Ostrożność popłaca
Gdzie oferta „używek” jest największa? Oczywiście na giełdach samochodowych. Niestety, możliwość własnoręcznego sprawdzenia stanu technicznego samochodów jest w takim miejscu praktycznie niemożliwa, co sprzyja aktywności wszelkiej maści naciągaczy.
Nieco pewniejsze są komisy samochodowe, jednak również w nich ciężko jest zdobyć wszelkie niezbędne informacje o kupowanym pojeździe (wyjątek stanowią oczywiście komisy autoryzowane). Podkręcony licznik, zamaskowane usterki, zatajone wypadki… nieuczciwi sprzedawcy potrafią wcisnąć klientom prawdziwego gruchota.
Gwarancja poparta faktami
Zupełnie inną parę kaloszy stanowią samochody poleasingowe. Dostępne w ogromnej gamie marek i modeli, różnią się między sobą wiekiem, przebiegiem oraz czasem użytkowania. Mają jednak jedną wspólną cechę – udokumentowaną historię serwisową. Potencjalny nabywca ma możliwość zapoznania się ze wszelkimi naprawami oraz przeglądami, jakim poddawany był pojazd. Wie również do kogo należał i kto dbał o jego stan techniczny.
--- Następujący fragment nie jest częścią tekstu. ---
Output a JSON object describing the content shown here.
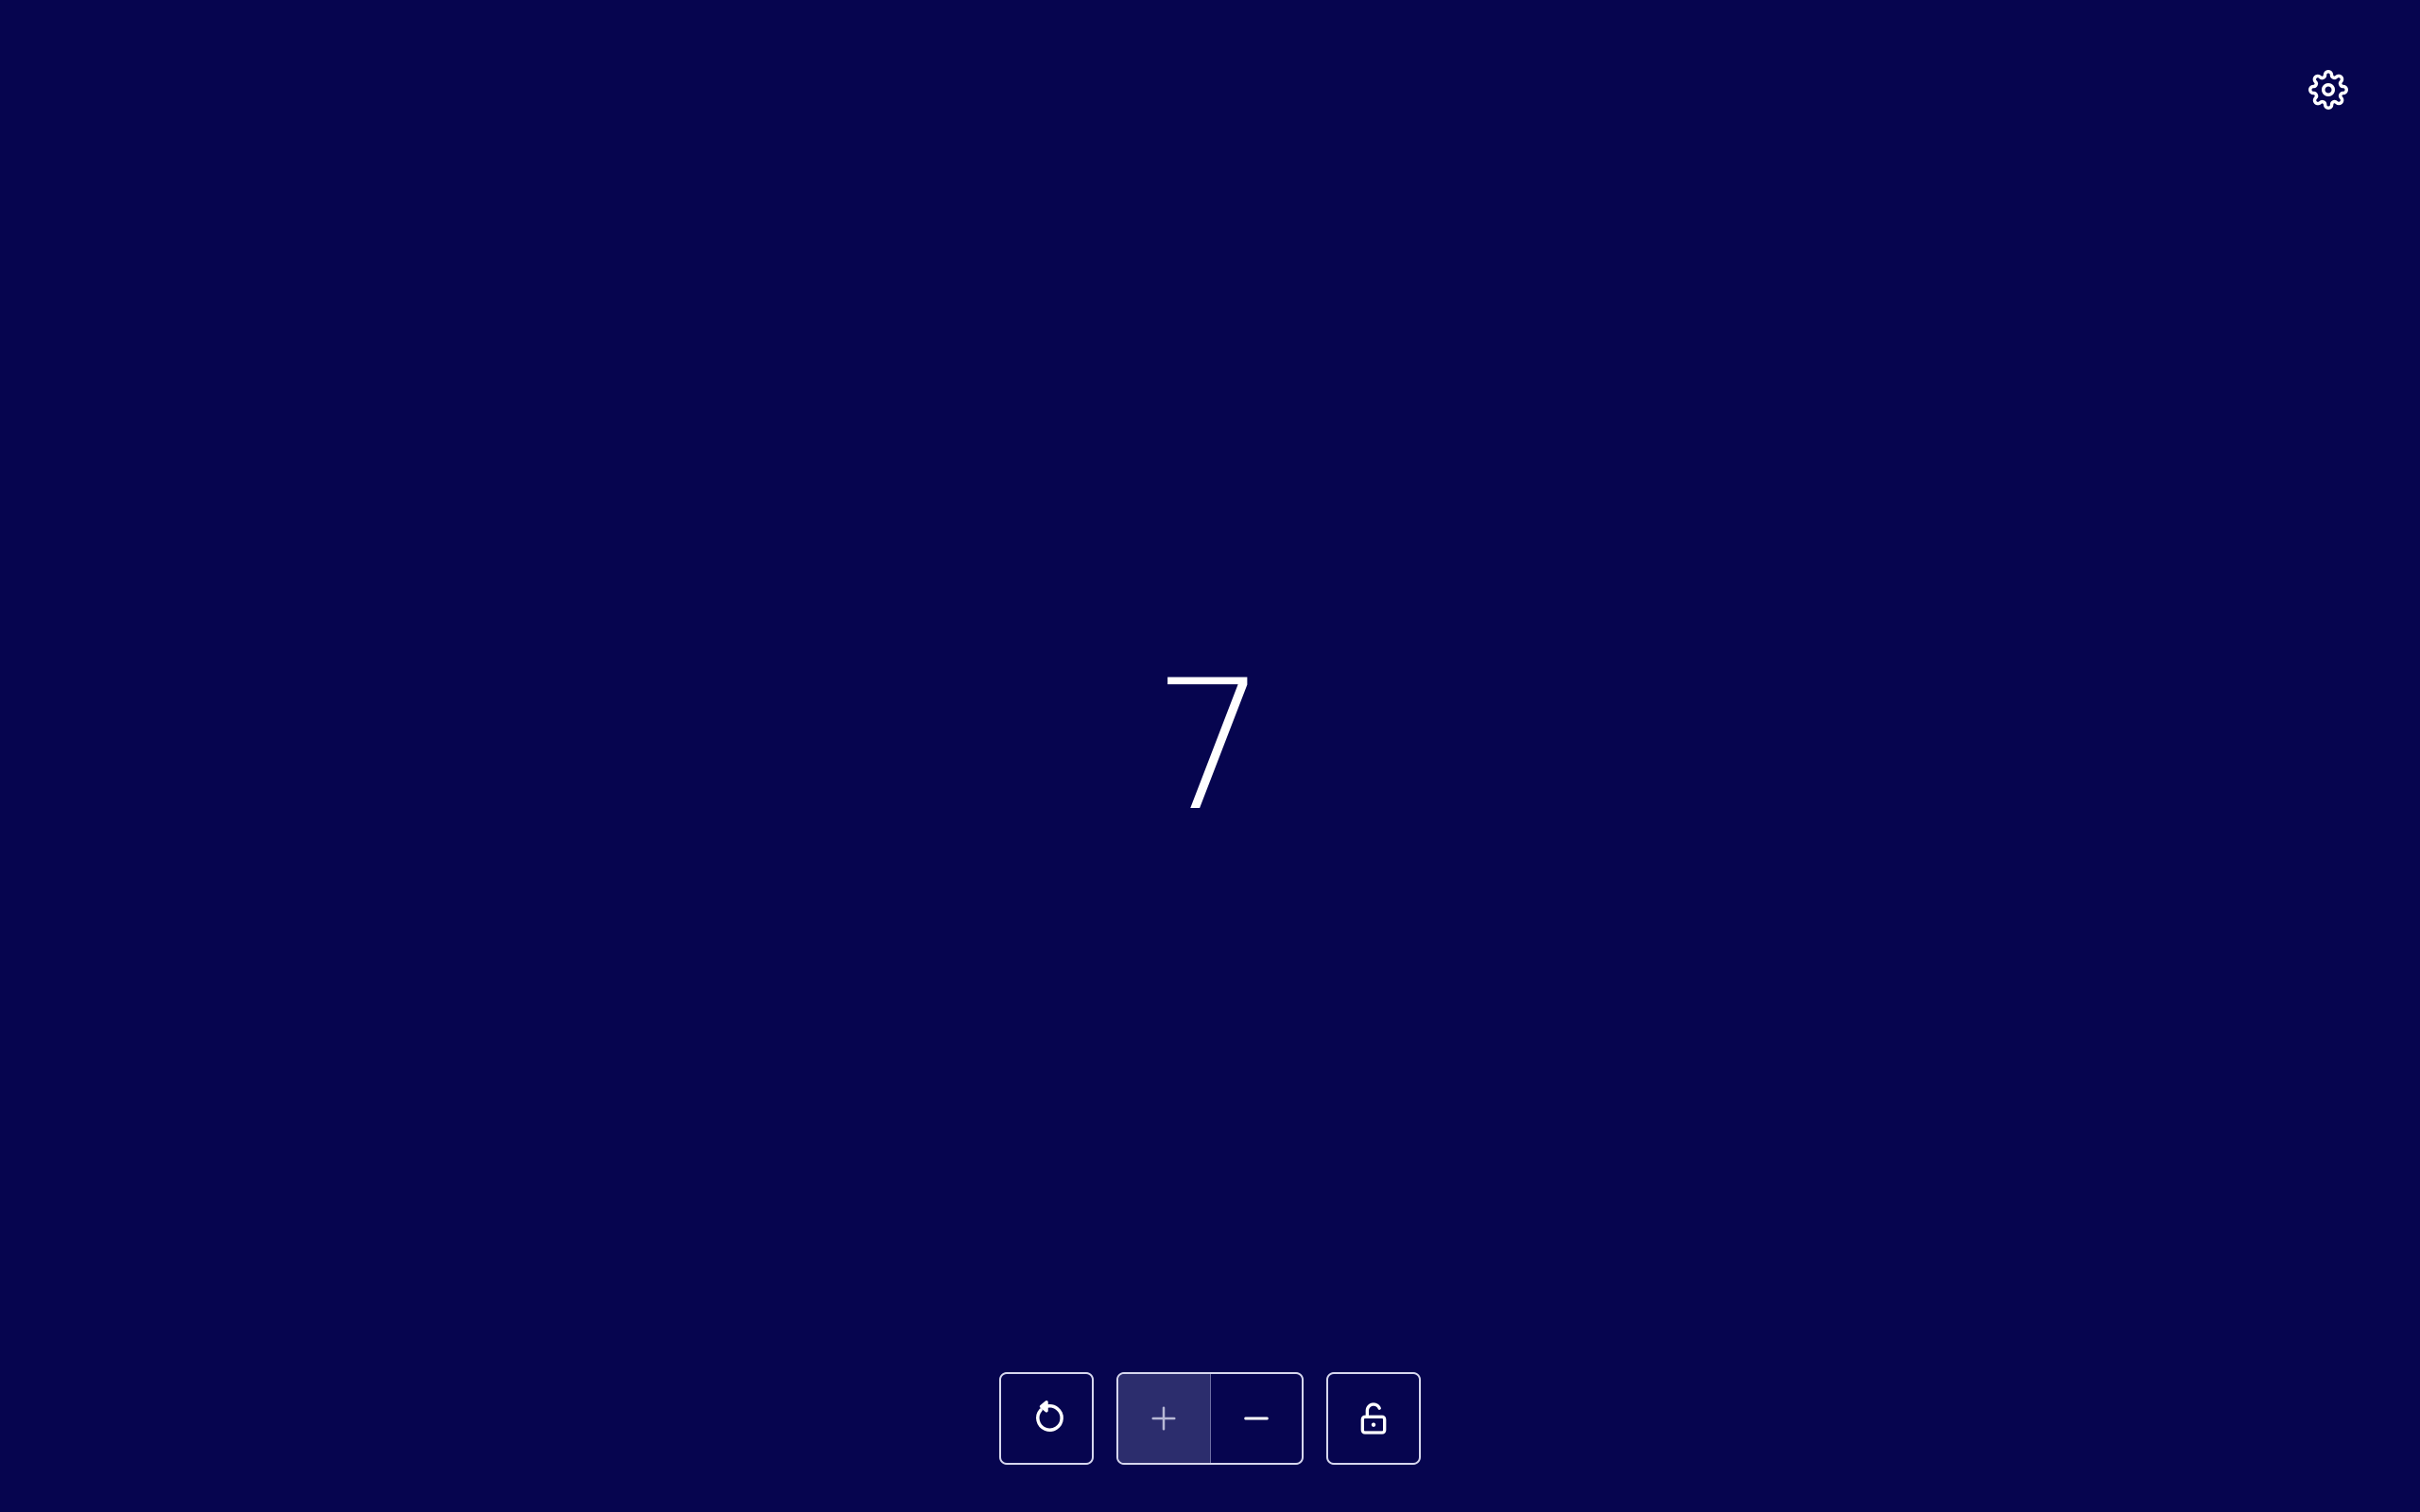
{
  "counter": {
    "value": "7"
  },
  "toolbar": {
    "settings_icon": "gear-icon",
    "reset_icon": "rotate-ccw-icon",
    "increment_icon": "plus-icon",
    "decrement_icon": "minus-icon",
    "lock_icon": "unlocked-padlock-icon",
    "increment_state": "pressed"
  },
  "colors": {
    "background": "#06054f",
    "foreground": "#ffffff",
    "button_border": "#d6d7ee",
    "active_segment": "#2c2d6d"
  }
}
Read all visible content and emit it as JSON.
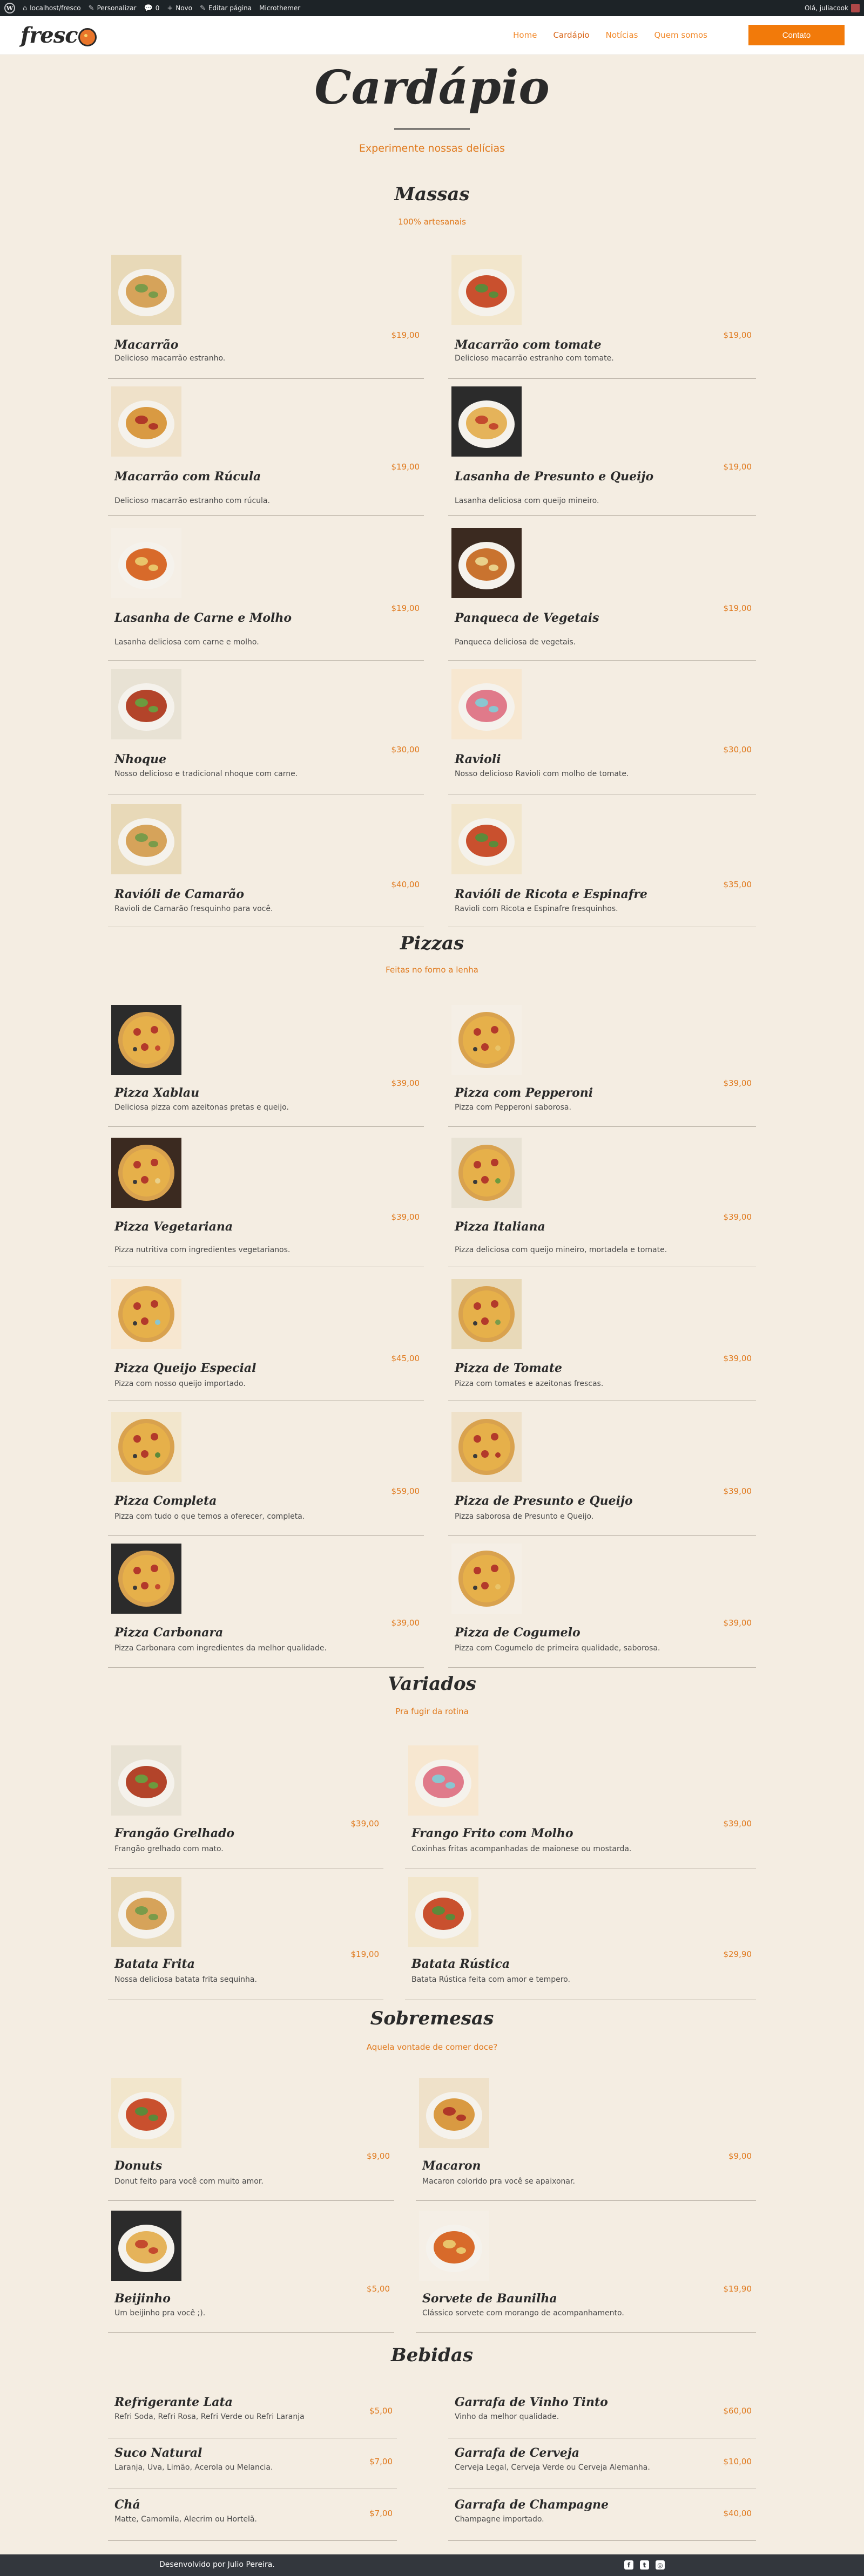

Firmy, które sprzedają samochody z floty, oddają je najpierw na gruntowny przegląd, który ma na celu wychwycenie i usunięcie wszelkich potencjalnych usterek. Od ich ceny odejmuje się następnie kwotę, na jaką wyceniona jest eksploatacja (czas użytkowania + przebieg).
Światełko w tunelu
Wprawdzie czasy nieuczciwych sprzedawców jeszcze nie odeszły do lamusa, ale dzięki zwiększającemu się udziałowi aut poleasingowych i pokontraktowych, stan rodzimego rynku „używek” systematycznie się poprawia. Pozwala to mieć nadzieję na lepszą przyszłość – pozbawioną nieuczciwych sprzedawców i zamaskowanych, stwarzających zagrożenie dla życia, gruchotów.